Artikel von Heinz Prüschberg aus dem Jahr 2000 gibt Aufschluss zum Marienbildnis
Seit einigen Jahren hängt im Jugendhaus St. Peter in Sinzig das Mosaik im Aufgang zum ersten Stock. Im Rahmen des Projekts Mosaikstadt Sinzig hat Achim Gottschalk recherchiert. Dabei half das Pfarramt und die St. Josef Gesellschaft, die uns den Artikel unten zur Verfügung stellte.
St. Josef-Gesellschaft rettet Marien-Mosaik

Aus Anlaß ihres bevorstehenden 700. Stiftungsfestes im Jahre 2000 hat es sich die St. Josef- Gesellschaft e.V. von 1300, Sinzig, zur Aufgabe gemacht, das Marienbild der Altargemeinschaft Renngasse wieder in einen würdigen Zustand zu versetzen.
Das Gesamtwerk hat die Grö.ße von 1,50 x 2,20 m und wiegt etwa 300 Kilo. Der Gedanke dazu kam bei einem Mundartabend im „Luhpörzje“.
Die unten genannten Helfer erklärten sich spontan bereit, sich der Sache anzunehmen und auszuführen.
Im Jahre 1947 hat Professor Albert das Mosaik im Auftrag der AGROB angefertigt, und 1948 stand das Bild erstmals in der Renngasse/Geißenmarkt zu Fronleichnam als Altarschmuck aus . Gekauft hatten es die Familien Bäckerei Heinrich Classen, Uhren Strohe, Metzgerei Wihl und Adele Paal, Putzmacherin, zum Preis von 1.200 Mark. Es lagerte all die Jahre bei Gustav Strohe und dann noch etliche Zeit bei Christian Deres. Überall aber mußte es Baumaßnahmen weichen, bis es endlich ‚in einer Scheune landete und dort der Verfall begann.
Unser damaliger Ortsvorsteher Werner Degen veranlasste, daß das Mosaik zum städtischen Bauhof gebracht und dort geschützt verwahrt wurde. Der Unterstützung unseres Bürgermeisters Norbert Hesch ist es zu danken, dass die Männer vom Bauhof das Bild am 12. Oktober 1998 zu Heinz Prüschberg brachten. Wie sich herausstellte, sollte es eine recht „knifflige“ Sache werden. Eine „Reparatur“ aber war schon früher gemacht worden, die auch so gelassen wurde .
Dank der selbstlosen wie auch kostenlosen Arbeit von Helmut Weller, Karl Schröder und Hans Flerus ging die Arbeit voran. Viele einzelne Mosaiksteinchen fehlten, andere waren lose und drohten auszubrechen.

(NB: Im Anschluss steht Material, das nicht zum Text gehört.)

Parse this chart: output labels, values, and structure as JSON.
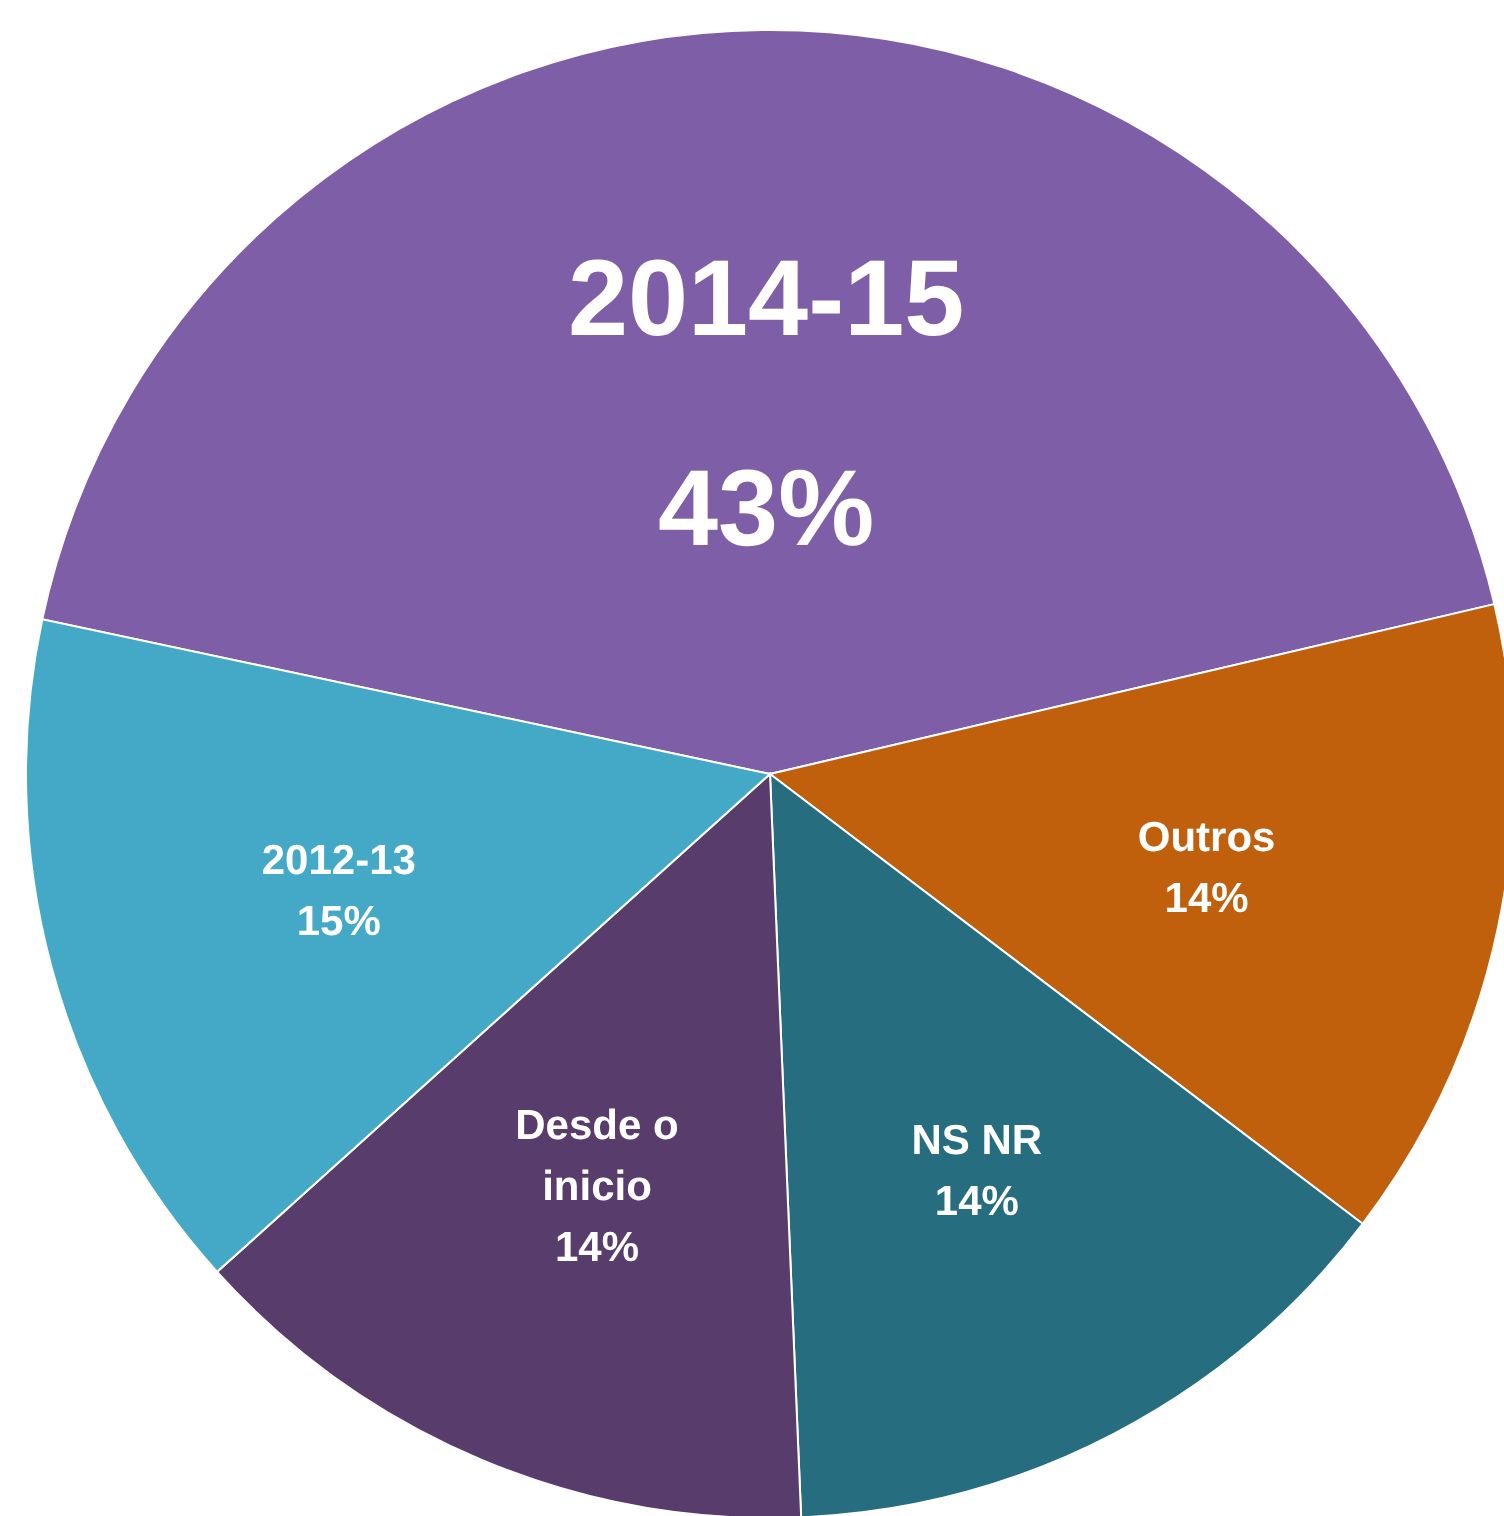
{
  "chart_data": {
    "type": "pie",
    "categories": [
      "2014-15",
      "Outros",
      "NS NR",
      "Desde o inicio",
      "2012-13"
    ],
    "values": [
      43,
      14,
      14,
      14,
      15
    ],
    "value_labels": [
      "43%",
      "14%",
      "14%",
      "14%",
      "15%"
    ],
    "colors": [
      "#7e5ea6",
      "#c0600c",
      "#256d7f",
      "#583d6c",
      "#44a9c6"
    ]
  }
}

Eine richtige „Piddelsarbeit“ war das. Die fehlenden Steinchen wurden durch Opalglas ersetzt, die losen Steinchen wurden gesichert und danach neu befestigt. Ein anderes Problem war der stark verfaulte Bilderrahmen. Der Zahn der Zeit hatte doch ganze Arbeit geleistet.

Heute aber sieht man nichts mehr. Aber nicht genug damit, es mußte ja noch die Farbe für den Rahmen neu ausgesucht werden und da hat Herr Flerus spontan seine Mithilfe angeboten. Er hat sich kurzerhand bereit erklärt, die Sache „zu machen“.
Auch diese Arbeit wurde meisterlich erledigt. Besonders zu erwähnen ist, daß die Oberfläche des Mosaikbildes mit einer Spezialmasse vor weiterem Verfall gesichert wurde. Was uns freut, ist die Zusage unseres Herrn Pastors Gerhard Hensel, das wunderschöne Mosaik im Haus St. Peter auszustellen, so hat die Bevölkerung von Sinzig immer die Gelegenheit, das Bild zu betrachten. Freuen darf sich auch die Altargemeinschaft Renngasse über das gelungene Werk, wird es doch für die Zukunft erhalten.
Viel Freude aber hat auch die St. Josef-Gesellschaft, kann sie doch zu ihrem großen Jubiläum der Stadt und der Pfarrgemeinde ein schönes Geschenk machen. Allen daran beteiligten sei an dieser Stelle von ganzem Herzen gedankt. Ohne diesen Gemeinschaftsgeist wäre es nicht möglich gewesen.